The beginning of a review of Beversluis's new book that I am writing.
Before reviewing the the new edition of this book, some historical background is in order. John Beversluis's C. S. Lewis and the Search for Rational Religion came out in early 1985. It was published by a Christian publishing house, Eerdmans, which had also published several works by Lewis. It was advertised as iconoclastic and critical, and it certainly was. But it also was recommended on its cover by two Christian philosophers of the first rank: William Alston and Alan Donagan.

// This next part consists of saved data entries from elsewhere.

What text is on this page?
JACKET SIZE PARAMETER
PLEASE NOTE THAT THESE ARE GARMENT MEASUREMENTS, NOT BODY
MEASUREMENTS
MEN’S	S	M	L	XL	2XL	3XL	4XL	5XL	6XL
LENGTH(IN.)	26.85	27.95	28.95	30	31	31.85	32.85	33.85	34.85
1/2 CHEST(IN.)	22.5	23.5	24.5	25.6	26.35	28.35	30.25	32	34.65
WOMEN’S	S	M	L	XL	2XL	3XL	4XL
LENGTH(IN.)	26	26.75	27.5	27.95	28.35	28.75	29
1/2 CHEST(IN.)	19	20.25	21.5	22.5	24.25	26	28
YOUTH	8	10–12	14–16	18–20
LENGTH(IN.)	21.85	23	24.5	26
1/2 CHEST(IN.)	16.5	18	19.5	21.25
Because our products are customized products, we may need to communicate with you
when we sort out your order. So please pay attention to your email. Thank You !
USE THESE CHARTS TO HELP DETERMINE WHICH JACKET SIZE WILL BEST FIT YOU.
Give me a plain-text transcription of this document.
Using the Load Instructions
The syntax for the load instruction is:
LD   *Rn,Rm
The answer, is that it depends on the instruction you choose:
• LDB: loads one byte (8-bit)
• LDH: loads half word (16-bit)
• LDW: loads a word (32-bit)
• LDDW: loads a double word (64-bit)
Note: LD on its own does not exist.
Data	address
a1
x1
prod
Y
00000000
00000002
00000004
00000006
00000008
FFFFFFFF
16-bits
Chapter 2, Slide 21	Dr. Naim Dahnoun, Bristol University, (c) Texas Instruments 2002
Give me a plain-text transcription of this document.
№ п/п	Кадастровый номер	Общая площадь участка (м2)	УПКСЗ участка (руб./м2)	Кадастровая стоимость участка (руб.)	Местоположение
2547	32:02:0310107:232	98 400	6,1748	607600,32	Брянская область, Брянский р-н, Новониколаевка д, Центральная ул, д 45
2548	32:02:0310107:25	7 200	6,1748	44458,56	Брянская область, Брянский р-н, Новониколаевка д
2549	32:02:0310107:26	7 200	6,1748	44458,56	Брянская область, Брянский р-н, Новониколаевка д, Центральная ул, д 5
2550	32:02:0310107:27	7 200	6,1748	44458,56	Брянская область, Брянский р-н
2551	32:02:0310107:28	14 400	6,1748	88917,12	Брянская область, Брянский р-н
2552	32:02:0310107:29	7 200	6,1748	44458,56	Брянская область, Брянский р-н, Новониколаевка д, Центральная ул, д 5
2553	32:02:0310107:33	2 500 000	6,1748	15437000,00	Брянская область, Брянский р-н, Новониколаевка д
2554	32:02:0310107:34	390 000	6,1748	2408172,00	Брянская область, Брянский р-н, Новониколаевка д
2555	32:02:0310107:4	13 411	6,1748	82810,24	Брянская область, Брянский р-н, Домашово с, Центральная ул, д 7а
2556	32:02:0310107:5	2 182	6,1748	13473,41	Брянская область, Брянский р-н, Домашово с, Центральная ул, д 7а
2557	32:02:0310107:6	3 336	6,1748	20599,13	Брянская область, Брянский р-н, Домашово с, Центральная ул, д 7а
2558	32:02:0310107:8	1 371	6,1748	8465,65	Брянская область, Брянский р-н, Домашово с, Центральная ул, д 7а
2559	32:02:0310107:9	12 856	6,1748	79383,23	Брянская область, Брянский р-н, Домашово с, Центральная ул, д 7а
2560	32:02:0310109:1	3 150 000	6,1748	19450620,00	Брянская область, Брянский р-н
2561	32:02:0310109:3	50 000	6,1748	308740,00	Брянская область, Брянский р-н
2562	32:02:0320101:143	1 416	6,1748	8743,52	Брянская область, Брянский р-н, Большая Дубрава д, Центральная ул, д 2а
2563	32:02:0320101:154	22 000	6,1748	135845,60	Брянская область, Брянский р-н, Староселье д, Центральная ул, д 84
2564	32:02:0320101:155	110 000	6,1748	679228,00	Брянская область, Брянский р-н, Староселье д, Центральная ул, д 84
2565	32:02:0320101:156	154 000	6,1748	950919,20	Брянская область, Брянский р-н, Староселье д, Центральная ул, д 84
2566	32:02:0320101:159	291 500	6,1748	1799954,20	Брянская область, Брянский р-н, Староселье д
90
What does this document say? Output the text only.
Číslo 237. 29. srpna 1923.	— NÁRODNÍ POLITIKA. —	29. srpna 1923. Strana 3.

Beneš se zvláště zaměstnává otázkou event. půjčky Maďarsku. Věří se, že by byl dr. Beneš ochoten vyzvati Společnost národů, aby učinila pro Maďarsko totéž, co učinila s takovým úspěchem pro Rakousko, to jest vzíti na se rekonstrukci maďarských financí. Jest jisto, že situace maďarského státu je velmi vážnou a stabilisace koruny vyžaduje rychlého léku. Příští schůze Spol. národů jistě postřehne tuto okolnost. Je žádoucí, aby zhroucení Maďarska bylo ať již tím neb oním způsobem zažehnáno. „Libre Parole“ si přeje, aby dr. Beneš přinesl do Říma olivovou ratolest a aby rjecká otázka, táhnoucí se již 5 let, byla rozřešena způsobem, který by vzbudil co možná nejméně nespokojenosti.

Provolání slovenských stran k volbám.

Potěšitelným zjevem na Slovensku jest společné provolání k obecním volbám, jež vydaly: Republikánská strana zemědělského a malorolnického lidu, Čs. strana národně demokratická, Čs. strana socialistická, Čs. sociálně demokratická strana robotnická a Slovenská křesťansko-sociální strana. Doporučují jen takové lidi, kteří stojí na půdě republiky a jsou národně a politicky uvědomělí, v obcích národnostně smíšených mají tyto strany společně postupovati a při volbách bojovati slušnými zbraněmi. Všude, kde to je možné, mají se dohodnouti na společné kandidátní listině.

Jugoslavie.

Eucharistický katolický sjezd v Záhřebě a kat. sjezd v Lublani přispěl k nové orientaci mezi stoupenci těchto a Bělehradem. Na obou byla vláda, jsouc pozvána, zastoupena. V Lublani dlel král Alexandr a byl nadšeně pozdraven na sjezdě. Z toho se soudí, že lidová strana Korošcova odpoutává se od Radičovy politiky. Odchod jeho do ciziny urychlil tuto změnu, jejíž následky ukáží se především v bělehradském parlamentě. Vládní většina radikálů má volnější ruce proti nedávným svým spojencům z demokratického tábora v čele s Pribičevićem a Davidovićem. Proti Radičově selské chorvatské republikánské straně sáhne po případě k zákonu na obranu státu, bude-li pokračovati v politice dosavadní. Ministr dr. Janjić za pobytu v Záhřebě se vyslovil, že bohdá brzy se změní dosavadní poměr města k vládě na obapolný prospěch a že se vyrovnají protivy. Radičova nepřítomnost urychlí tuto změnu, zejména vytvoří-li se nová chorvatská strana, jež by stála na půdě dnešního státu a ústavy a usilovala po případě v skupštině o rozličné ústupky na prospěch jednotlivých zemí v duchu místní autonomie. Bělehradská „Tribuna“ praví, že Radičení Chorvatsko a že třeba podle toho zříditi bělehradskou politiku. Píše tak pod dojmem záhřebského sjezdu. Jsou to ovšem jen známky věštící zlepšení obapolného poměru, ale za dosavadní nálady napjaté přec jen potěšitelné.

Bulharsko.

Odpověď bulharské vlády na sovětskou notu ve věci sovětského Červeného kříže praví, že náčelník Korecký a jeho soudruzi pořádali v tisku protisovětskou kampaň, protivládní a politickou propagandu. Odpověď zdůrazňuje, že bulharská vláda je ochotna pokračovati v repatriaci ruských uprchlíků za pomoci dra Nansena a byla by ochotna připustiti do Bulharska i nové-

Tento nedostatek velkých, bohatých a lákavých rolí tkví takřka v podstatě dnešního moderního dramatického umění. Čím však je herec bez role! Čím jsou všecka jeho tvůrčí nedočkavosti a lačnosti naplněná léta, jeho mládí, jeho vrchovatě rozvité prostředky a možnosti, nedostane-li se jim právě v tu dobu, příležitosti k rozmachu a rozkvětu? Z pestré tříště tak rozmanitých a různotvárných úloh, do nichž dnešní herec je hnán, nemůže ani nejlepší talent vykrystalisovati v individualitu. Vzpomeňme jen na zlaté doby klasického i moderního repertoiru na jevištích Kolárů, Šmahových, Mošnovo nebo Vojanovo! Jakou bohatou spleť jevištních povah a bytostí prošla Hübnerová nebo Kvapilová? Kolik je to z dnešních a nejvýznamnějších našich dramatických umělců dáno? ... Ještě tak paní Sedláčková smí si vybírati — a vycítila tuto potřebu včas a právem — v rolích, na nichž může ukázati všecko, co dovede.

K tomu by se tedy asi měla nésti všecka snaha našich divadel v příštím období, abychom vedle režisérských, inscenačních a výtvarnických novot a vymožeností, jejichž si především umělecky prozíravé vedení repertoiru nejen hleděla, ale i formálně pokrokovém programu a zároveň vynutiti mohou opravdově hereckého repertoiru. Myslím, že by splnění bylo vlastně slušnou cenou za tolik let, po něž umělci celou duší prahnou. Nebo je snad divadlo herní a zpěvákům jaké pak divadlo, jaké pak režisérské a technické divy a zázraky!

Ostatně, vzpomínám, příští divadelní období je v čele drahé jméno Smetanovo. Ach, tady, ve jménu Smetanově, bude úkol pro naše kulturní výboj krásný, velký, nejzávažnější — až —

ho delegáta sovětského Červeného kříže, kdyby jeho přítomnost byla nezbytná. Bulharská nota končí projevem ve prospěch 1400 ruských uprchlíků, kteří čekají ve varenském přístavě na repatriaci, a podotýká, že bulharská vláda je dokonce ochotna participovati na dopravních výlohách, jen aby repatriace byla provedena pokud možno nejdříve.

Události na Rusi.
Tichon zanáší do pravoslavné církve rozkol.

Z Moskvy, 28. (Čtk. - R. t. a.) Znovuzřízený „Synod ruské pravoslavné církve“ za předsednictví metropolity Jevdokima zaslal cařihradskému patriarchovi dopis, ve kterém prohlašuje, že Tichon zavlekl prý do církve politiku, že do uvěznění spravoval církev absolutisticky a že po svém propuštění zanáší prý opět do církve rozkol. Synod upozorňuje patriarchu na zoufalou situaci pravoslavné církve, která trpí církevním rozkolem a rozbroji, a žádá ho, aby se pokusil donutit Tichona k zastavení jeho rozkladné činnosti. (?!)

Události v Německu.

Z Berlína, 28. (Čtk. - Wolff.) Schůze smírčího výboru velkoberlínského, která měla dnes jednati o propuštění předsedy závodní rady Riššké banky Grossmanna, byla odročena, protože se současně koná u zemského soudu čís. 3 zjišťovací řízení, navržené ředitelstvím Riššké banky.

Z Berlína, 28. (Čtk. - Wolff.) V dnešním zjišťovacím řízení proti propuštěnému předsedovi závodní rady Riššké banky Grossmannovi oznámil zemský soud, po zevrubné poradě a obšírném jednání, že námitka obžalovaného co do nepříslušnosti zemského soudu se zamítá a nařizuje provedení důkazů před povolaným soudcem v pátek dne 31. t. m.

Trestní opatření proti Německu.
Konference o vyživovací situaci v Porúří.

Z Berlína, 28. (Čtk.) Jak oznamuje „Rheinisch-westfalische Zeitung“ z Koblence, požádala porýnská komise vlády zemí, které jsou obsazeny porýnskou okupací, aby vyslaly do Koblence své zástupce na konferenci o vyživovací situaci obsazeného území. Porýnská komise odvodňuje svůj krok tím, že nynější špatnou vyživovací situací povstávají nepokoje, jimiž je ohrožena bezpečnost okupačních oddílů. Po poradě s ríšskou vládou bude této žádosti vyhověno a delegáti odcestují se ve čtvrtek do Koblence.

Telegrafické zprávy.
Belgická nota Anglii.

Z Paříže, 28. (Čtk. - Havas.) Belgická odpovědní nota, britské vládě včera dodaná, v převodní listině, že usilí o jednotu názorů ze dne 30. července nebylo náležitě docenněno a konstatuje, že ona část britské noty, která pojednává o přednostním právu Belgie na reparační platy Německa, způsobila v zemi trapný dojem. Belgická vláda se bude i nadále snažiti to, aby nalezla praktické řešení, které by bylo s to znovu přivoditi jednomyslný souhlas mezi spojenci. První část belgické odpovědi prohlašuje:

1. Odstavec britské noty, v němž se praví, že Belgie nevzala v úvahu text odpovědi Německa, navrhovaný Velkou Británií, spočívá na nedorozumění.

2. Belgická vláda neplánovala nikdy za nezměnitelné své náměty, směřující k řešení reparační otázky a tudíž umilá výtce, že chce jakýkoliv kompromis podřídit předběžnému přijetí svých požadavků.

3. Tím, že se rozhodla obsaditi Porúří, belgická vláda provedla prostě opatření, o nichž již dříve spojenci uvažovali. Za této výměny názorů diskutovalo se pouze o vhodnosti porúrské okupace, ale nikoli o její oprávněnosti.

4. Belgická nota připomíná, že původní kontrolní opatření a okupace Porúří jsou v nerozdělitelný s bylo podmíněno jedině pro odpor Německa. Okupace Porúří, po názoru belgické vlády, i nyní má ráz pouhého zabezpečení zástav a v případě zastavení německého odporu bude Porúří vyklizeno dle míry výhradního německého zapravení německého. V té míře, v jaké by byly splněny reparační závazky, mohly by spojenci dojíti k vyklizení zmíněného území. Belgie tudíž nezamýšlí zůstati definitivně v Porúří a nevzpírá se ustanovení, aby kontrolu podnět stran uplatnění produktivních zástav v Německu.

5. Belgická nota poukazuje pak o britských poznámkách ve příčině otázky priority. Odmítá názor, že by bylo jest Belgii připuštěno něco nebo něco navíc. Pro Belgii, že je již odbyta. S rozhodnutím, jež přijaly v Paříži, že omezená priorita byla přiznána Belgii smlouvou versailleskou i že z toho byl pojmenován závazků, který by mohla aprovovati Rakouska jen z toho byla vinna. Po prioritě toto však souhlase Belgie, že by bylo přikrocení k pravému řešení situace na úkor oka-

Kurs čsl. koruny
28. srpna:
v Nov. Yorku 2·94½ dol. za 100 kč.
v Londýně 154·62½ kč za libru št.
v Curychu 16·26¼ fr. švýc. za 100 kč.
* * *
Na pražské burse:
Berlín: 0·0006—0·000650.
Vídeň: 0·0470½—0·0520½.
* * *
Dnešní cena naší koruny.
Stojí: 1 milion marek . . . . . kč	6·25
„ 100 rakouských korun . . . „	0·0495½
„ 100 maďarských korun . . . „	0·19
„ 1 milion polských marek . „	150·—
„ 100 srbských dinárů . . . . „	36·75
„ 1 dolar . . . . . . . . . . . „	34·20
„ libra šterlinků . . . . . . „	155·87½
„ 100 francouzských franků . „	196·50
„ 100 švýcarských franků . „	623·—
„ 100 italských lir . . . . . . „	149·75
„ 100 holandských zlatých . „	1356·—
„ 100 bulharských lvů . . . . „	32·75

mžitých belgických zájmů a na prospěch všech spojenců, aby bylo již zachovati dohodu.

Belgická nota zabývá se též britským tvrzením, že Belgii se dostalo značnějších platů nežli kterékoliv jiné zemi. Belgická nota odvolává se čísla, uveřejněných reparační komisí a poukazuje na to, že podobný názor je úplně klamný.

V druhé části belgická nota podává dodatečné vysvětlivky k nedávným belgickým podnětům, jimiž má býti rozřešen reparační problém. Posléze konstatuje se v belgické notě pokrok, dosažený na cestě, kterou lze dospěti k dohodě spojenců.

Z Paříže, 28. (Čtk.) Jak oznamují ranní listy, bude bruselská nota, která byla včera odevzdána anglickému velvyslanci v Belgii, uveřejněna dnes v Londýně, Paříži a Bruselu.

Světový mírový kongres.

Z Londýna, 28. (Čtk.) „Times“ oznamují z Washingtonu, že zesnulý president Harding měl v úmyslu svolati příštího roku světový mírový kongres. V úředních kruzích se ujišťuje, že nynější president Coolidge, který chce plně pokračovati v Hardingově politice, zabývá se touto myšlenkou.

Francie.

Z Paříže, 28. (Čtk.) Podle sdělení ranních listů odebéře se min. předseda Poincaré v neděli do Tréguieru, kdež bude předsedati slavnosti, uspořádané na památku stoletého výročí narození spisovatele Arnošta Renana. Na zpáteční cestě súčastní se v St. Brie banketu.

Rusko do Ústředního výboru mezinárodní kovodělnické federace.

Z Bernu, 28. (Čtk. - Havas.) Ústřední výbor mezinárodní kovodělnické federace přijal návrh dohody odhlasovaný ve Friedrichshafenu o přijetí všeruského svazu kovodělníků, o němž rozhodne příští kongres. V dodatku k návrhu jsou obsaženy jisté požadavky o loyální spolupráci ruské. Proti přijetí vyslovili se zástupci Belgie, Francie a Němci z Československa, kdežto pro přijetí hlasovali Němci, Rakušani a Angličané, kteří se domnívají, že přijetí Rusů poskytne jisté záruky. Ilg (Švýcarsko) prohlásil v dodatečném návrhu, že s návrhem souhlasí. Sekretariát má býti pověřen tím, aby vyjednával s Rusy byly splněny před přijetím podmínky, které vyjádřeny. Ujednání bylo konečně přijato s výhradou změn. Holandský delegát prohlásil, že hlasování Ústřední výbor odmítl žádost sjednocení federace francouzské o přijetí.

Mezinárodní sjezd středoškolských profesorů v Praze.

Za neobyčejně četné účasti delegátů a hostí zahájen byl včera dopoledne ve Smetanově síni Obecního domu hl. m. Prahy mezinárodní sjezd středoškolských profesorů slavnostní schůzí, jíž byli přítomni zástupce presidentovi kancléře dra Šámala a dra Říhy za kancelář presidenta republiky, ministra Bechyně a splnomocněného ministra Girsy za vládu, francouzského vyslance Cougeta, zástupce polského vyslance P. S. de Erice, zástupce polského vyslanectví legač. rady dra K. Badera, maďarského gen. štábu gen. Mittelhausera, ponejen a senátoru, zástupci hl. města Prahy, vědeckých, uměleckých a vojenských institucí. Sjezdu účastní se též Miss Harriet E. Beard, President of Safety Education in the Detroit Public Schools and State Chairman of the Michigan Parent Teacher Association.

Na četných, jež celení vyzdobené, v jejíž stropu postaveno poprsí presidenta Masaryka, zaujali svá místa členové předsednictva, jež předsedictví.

In spite of its publishing house and the recommendation of Christians, Beversluis's book was an ambitious and far-reaching critique of Lewis's apologetics. A Christian philosopher, Thomas Morris, had written a critique of Francis Schaeffer while at the same time suggesting more modest and philosophically adequate alternatives to what he took to be Schaeffer's oversimplifications. Beversluis's project, while aimed at the "C. S. Lewis cult" of persons who write "worshipful tributes" to Lewis, was no pruning operation. It was an attempt to cut down Lewis's apologetic tree root and branch. All of Lewis's apologetical arguments were deemed palpable failures, guilty of the twin fallacies of the straw man and the false dilemma. Further, Lewis's apologetics were filled with "irresponsible writing" and thinking that was "considerably worse than fuzzy." The impact of Lewis's exchange with Elizabeth Anscombe in 1948 led him to back away from apologetics. When his wife died, his reflections on the suffering this caused led him to abandon his "Platonistic" defense of God's goodness, found in The Problem of Pain, in favor of an implicitly Ockhamistic understanding in which God is good no matter what he does. But this understanding, Beversluis notes, renders the claim "God is good" empty of content. This apologetical problem is not Lewis's alone, Beversluis claimed. It is shared by anyone engaged in the "search for rational religion." The upshot of a close study of Lewis's apologetics not only shows that Lewis failed to successfully defend Christianity, it also shows that the problem of evil essentially dooms any attempt to make theistic religion rational. Either "good" has a recognizable definition congruous to the way we use "good" in ordinary human contexts, in which case God turns out not to satisfy the definition because of the suffering he permits, or it has no recognizable meaning and is essentially vacuous. The thrust of Beversluis's argument, therefore, is a defense of atheism, (or at least a defense of atheism given certain assumptions that Lewis accepted) although some commentators speculated taht he might be a fidiestic theist rather than a religious skeptic.
To say that this book provided a major shock to Lewis admirers would be a gross understatement. Many condemned it as not just inadequate, but also underhanded and dishonest. The use of Lewis's words as a grieving husband to undermine his prior apologetics was found offensive and "despicable", and even his praise of Lewis was considered "patronizing."
While some of Beversluis's rhetoric opened him to criticism of this sort, a 1991 review essay of A. N. Wilson's atrocious biography of Lewis showed that, contrary to popular opinion amongst Lewis fans, Beversluis was not a merely hostile critic. Not only was Beversluis critical of the ungrounded psychoanalyzing that filled the Wilson volume, he also backed away from a Lewis-basher's favorite bedtime story, the Anscombe Legend. Beversluis pointed out that he didn't abandon Christian apologetics after the Anscombe incident, and if he had, the Argument from Abandoned Subjects would prove nothing. "He wrote no more works on courtly love or Paradise Lost either."
1 comment:
I look forward to this! I have Beversluis book on the shelf and your review might be a good starting point to read it.